Webification - a drawbridge between island and cloud

Rob Finn at Edison Ventures discusses Desktop Applications:

While not a new concept, the desktop is also becoming more web-connected. More and more desktop apps are talking to software and to web content that are consumed through a browser. Richard MacManus describes this as the webification of the desktop. Example webified applications include iTunes, Qumana (blogging), Quintura (search), Webaroo (offline search), Picasaweb (photo organizer), Smilebox (greeting cards), Weatherbug (weather), Omnidrive (storage), Bubbles (communication tools), Trillian, Pronto (comparison shopping), Invisible CRM, Slide, FeedDemon, and Visokio. There is a long list of such desktop apps thanks to web services, APIs, open source communities.

Some of this recent desktop centric growth has also been evangelized by the portability of content due to consumer demand for personalization and decentralization of web content. Exhibit A: Widgets on sites like Myspace on the desktop (e.g. Konfabulator/Yahoo and Vista’s Sidebar).
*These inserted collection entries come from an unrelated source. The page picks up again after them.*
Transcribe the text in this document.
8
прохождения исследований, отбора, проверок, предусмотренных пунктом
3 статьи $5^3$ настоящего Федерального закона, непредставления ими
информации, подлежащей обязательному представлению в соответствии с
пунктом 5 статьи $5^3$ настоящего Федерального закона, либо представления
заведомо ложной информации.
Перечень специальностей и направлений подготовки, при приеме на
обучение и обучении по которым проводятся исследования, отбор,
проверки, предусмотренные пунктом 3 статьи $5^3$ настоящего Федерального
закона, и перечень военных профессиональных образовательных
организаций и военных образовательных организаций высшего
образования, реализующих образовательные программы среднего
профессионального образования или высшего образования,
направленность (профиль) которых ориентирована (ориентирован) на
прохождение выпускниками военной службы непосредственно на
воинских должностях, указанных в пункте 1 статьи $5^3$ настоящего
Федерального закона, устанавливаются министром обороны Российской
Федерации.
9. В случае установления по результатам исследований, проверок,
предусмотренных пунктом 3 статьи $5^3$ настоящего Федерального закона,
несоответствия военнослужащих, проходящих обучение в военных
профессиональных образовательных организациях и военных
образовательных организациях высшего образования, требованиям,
The article referenced above, , is actually by Ebrahim Ezzy (but published on McManus’ blog as an opposing viewpoint) and contains the following insight as well:

I rely on various web applications to create documents, presentations, spreadsheets; share images, videos, data; manage and organize tasks, projects and life. But I still believe the future of computing isn’t entirely web-based. It’s necessary to have the desktop as the pivotal point, because the power of the desktop is important for a rich user experience - and will be, for a very long time to come.
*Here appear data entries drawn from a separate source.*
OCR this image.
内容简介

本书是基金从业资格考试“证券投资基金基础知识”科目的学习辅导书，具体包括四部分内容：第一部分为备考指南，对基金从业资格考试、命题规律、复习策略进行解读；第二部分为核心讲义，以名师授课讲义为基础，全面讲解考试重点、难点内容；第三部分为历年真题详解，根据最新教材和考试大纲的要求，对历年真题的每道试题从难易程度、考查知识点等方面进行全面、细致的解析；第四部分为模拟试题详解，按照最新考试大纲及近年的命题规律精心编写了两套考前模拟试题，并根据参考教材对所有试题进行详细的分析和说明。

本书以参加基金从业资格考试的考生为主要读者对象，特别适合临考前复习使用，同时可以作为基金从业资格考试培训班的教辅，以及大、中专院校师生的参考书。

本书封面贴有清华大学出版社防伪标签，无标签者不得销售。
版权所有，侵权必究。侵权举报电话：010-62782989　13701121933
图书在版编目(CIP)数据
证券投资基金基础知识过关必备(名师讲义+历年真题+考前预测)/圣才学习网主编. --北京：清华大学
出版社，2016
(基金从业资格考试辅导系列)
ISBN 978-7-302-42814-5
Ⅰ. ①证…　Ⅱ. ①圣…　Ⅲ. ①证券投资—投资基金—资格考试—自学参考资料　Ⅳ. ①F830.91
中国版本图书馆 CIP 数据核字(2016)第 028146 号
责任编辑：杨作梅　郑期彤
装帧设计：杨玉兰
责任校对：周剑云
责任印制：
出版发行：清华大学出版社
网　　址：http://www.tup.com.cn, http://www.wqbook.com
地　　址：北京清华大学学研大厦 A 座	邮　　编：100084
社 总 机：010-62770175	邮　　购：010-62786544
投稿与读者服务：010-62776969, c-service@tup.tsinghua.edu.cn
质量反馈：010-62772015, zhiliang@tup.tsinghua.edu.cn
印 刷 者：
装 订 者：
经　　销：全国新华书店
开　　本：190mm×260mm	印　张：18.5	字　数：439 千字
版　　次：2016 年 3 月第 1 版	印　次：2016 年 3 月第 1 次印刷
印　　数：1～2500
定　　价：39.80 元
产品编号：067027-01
What we require then are smart, webified, internet deployable desktop applications - that can reliably store data, serve it robustly, and interact with both remote and local databases. This connected model will ensure that applications will function in both online and offline states - for a seamless, uninterrupted experience. 

I have written about this general idea under the rubric of “tech cosmopolitanism” before, but the point these guys make specifically is worth noting - that the experience of a user who is intermittently connected to back-end systems is going to be better when that experience is closer to the user.
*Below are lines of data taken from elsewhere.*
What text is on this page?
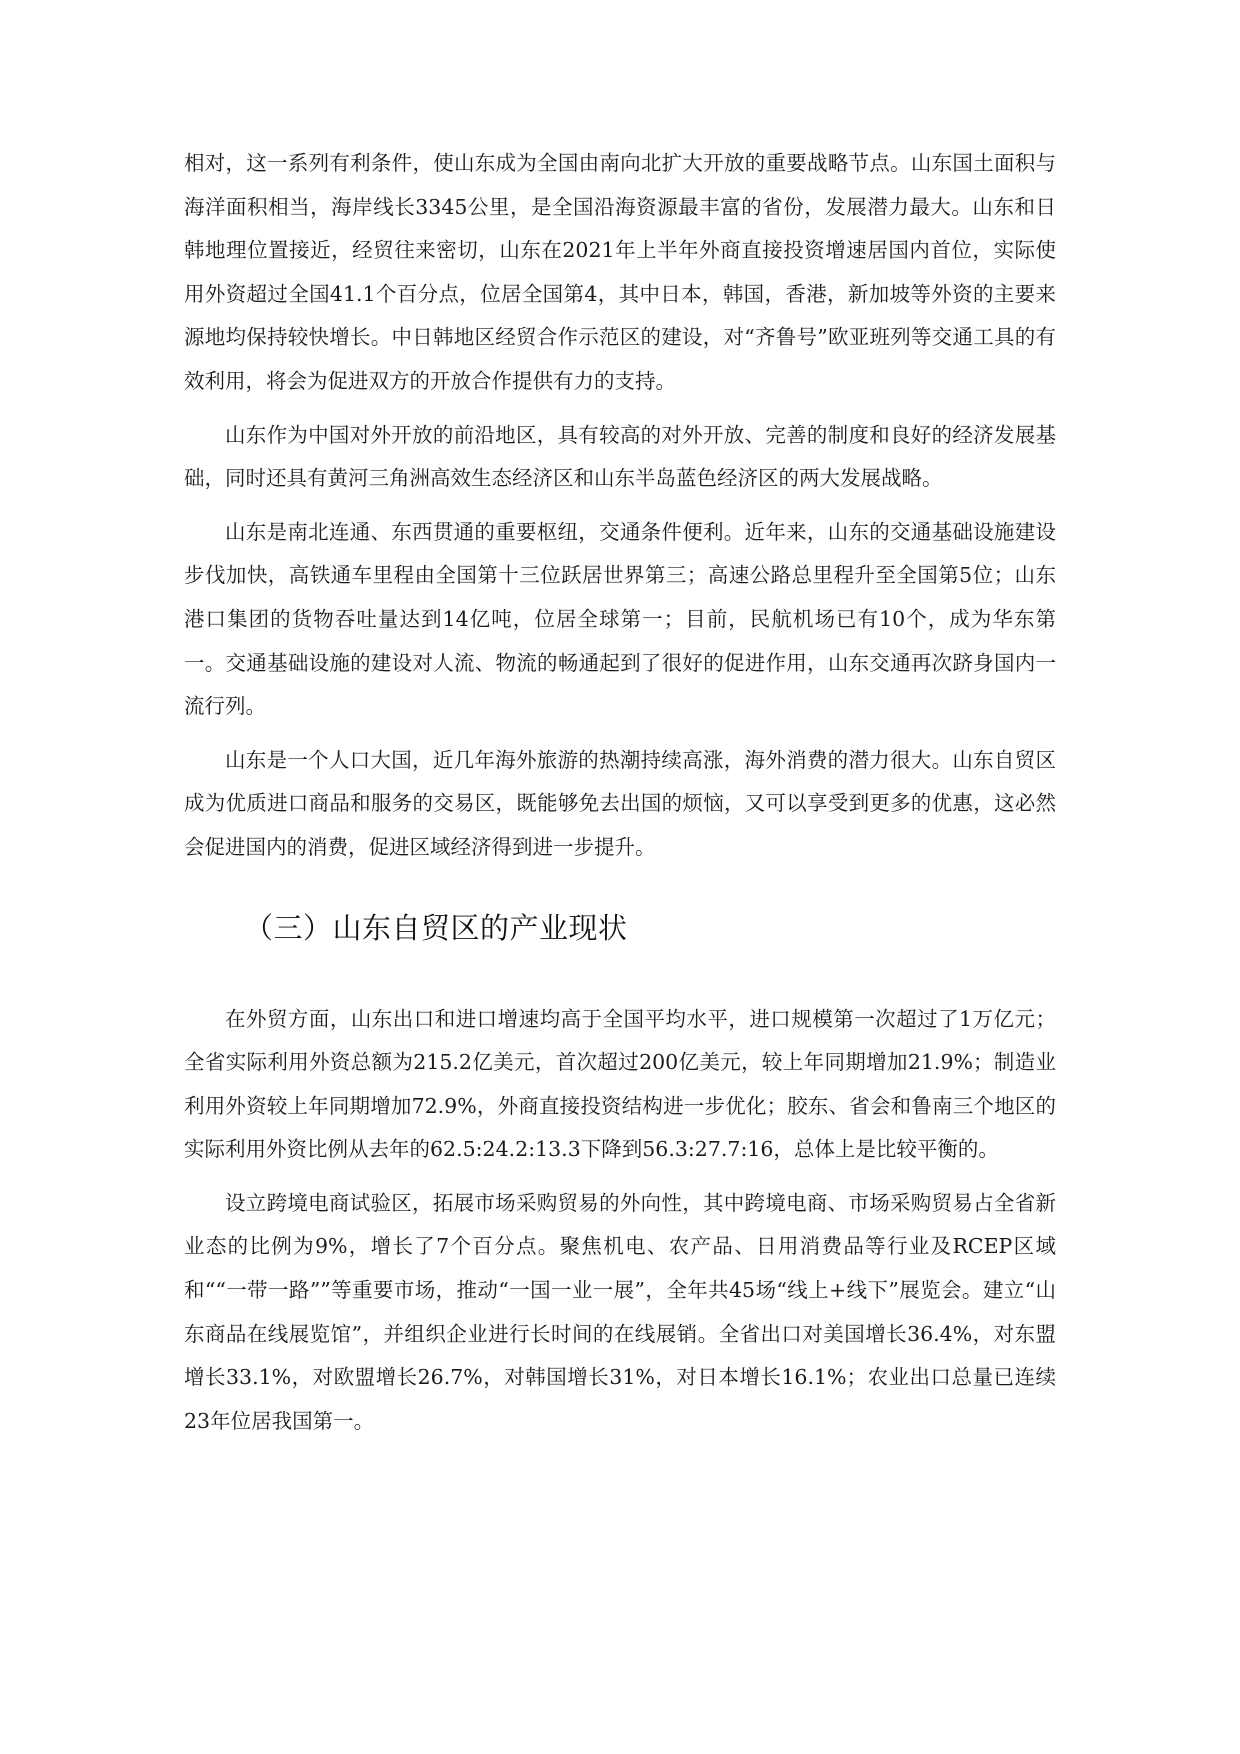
相对，这一系列有利条件，使山东成为全国由南向北扩大开放的重要战略节点。山东国土面积与海洋面积相当，海岸线长3345公里，是全国沿海资源最丰富的省份，发展潜力最大。山东和日韩地理位置接近，经贸往来密切，山东在2021年上半年外商直接投资增速居国内首位，实际使用外资超过全国41.1个百分点，位居全国第4，其中日本，韩国，香港，新加坡等外资的主要来源地均保持较快增长。中日韩地区经贸合作示范区的建设，对“齐鲁号”欧亚班列等交通工具的有效利用，将会为促进双方的开放合作提供有力的支持。

山东作为中国对外开放的前沿地区，具有较高的对外开放、完善的制度和良好的经济发展基础，同时还具有黄河三角洲高效生态经济区和山东半岛蓝色经济区的两大发展战略。

山东是南北连通、东西贯通的重要枢纽，交通条件便利。近年来，山东的交通基础设施建设步伐加快，高铁通车里程由全国第十三位跃居世界第三；高速公路总里程升至全国第5位；山东港口集团的货物吞吐量达到14亿吨，位居全球第一；目前，民航机场已有10个，成为华东第一。交通基础设施的建设对人流、物流的畅通起到了很好的促进作用，山东交通再次跻身国内一流行列。

山东是一个人口大国，近几年海外旅游的热潮持续高涨，海外消费的潜力很大。山东自贸区成为优质进口商品和服务的交易区，既能够免去出国的烦恼，又可以享受到更多的优惠，这必然会促进国内的消费，促进区域经济得到进一步提升。

（三）山东自贸区的产业现状

在外贸方面，山东出口和进口增速均高于全国平均水平，进口规模第一次超过了1万亿元；全省实际利用外资总额为215.2亿美元，首次超过200亿美元，较上年同期增加21.9%；制造业利用外资较上年同期增加72.9%，外商直接投资结构进一步优化；胶东、省会和鲁南三个地区的实际利用外资比例从去年的62.5:24.2:13.3下降到56.3:27.7:16，总体上是比较平衡的。

设立跨境电商试验区，拓展市场采购贸易的外向性，其中跨境电商、市场采购贸易占全省新业态的比例为9%，增长了7个百分点。聚焦机电、农产品、日用消费品等行业及RCEP区域和““一带一路””等重要市场，推动“一国一业一展”，全年共45场“线上+线下”展览会。建立“山东商品在线展览馆”，并组织企业进行长时间的在线展销。全省出口对美国增长36.4%，对东盟增长33.1%，对欧盟增长26.7%，对韩国增长31%，对日本增长16.1%；农业出口总量已连续23年位居我国第一。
That said, there are best practices from web-based services that all should keep in mind:

  1. Updates: software should self-repair relatively silently and easily.
  2. Collaboration: connectivity should help people work together, both in real time and in a stateless mode.
  3. Redundancy: data should be protected, and having it both in the cloud and on the desk/laptop/handheld is valuable. This creates a synchronization complexity, which we can deal with another day.

Am still thinking about these issues.